Comfort food for any time of the year.


  • 1 small Whole Chicken, Cut into pieces
  • 2 Tbsp Vegetable Oil, more for frying tortillas
  • 1 small Onion, diced
  • 4 clove Garlic, minced
  • 1 Jalapeno Pepper, diced
  • 1 Serrano Pepper, diced
  • 1 (14.5-ounce) can Fire Roasted Tomatoes, diced
  • 1 (14.5-ounce) can Black Beans, drained and rinsed
  • 1 Lime, wedged
  • 1 bunch Cilantro
  • 5 Corn or Wheat Tortillas, sliced into 1/2" strips
  • 1 Avocado, sliced
  • 1 cup Mild Cheddar and Monterrey Jack Cheese, shredded

Warm Hearts

  1. Rinse your chicken and place in a large stock pot.

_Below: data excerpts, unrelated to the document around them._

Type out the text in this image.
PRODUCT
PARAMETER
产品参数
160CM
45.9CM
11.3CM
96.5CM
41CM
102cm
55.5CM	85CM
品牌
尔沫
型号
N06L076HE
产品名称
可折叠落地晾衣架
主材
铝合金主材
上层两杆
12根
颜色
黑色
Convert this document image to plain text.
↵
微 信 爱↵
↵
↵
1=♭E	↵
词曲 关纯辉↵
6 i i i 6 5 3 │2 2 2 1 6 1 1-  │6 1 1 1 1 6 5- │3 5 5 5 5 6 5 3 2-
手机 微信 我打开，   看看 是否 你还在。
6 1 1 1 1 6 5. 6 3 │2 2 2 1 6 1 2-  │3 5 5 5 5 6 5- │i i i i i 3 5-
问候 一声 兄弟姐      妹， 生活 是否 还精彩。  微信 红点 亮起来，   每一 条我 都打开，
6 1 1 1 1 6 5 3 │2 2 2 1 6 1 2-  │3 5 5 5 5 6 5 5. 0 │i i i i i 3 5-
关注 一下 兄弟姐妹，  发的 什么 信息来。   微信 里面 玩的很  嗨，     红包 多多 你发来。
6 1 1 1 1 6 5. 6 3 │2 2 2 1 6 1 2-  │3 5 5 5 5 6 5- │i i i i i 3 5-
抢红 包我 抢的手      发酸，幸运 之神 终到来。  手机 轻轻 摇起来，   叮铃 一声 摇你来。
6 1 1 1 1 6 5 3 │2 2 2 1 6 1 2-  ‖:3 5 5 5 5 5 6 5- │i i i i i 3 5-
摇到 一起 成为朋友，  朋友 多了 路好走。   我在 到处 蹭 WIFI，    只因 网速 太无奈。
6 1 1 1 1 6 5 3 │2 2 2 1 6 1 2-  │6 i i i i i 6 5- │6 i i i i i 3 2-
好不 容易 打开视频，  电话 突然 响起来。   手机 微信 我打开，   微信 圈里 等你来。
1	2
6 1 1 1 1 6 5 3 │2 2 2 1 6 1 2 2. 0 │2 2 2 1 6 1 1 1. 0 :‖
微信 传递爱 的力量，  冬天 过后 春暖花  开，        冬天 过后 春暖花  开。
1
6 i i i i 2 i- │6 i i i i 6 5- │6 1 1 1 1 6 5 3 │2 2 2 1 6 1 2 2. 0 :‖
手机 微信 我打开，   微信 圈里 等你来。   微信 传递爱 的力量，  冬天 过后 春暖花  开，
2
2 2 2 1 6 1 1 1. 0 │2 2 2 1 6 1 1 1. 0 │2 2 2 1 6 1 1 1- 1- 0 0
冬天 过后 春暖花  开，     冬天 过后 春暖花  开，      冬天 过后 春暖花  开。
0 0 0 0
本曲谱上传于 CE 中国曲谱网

Cover chicken with water (about 6 cups) and add a teaspoon of salt. Bring to a boil and cook for an hour. Remove the chicken and reserve your chicken broth. You might want to move the broth to a cool container, skim some fat, wash your stock pot, and return the broth to your pot. This step is optional.
  2. While your chicken cooks, prep your other ingredients. Chop the onion, and keep separate. Chop the peppers and garlic and place together in a small bowl. Bring 2 Tbsp vegetable oil to medium heat in a frying pan. Add your onions, spread evenly, and let caramelize. As the onions pick up some color, begin to stir them slowly to allow them to caramelize evenly. When they are almost translucent, add the peppers and garlic. Cook until the garlic releases its fragrance, approximately 3 minutes, stirring continuously.
  3. To your chicken broth in your large stock pot, add the can of tomatoes, the drained black beans, and the cooked vegetables. Remove the fat and bones from your chicken pieces, and shred the meat. Add to your stock pot of broth. Put on a low simmer while you fry your tortillas. You are marrying flavors now, so you can let the pot simmer 30 minutes or 2 hours, depending on how soon you want to eat.
  4. While your soup is getting happy, it's time to fry your tortillas. You are essentially making chips, but it's so very easy if you use minimal oil. Rinse and wipe dry the frying pan you used for the veggies. Cover the bottom of the pan in about 1/4-1/2 inch of vegetable oil. Heat to medium, and add your tortilla strips. Give these a minute, spread them out, but let them get brown on the side they are touching the pan before you give them a turn. Watch them, but there is no need to stir constantly. Meanwhile, place two paper towels on a plate to absorb the oil from the tortillas when you transfer them. Cook tortillas until golden brown. Transfer to the plate and immediately salt liberally. Fried food should be salted to taste immediately out of the frying pan to allow the salt to adhere.
  5. Taste your soup. This is the time to adjust salt. The main flavor in chicken broth is salt, so don't be shy unless you have a dietary restriction. I personally added a Tbsp of salt at this step. Salt to your taste.
  6. When you are ready to serve, use a soup ladel to transfer your soup to a large soup bowl. Pinch a mound of shredded cheese (experiment with cheeses you like) on top. Place your fried tortillas over the cheese. Add sliced avocado as desired. Pick cilantro leaves to taste and sprinkle over top. Place a wedge of lime on the side of the bowl. Just before eating, squeeze the lime juice into your soup.
  7. Note on cilantro: When I bring cut stemmed herbs home, I treat them like picked flowers. I place them in a small cup of water on the counter to keep them fresh and alive.
  8. Enjoy. I like to serve this soul good meal with Southern Cornbread.

Fire roasted tomatoes are great to keep on hand for a variety of dishes.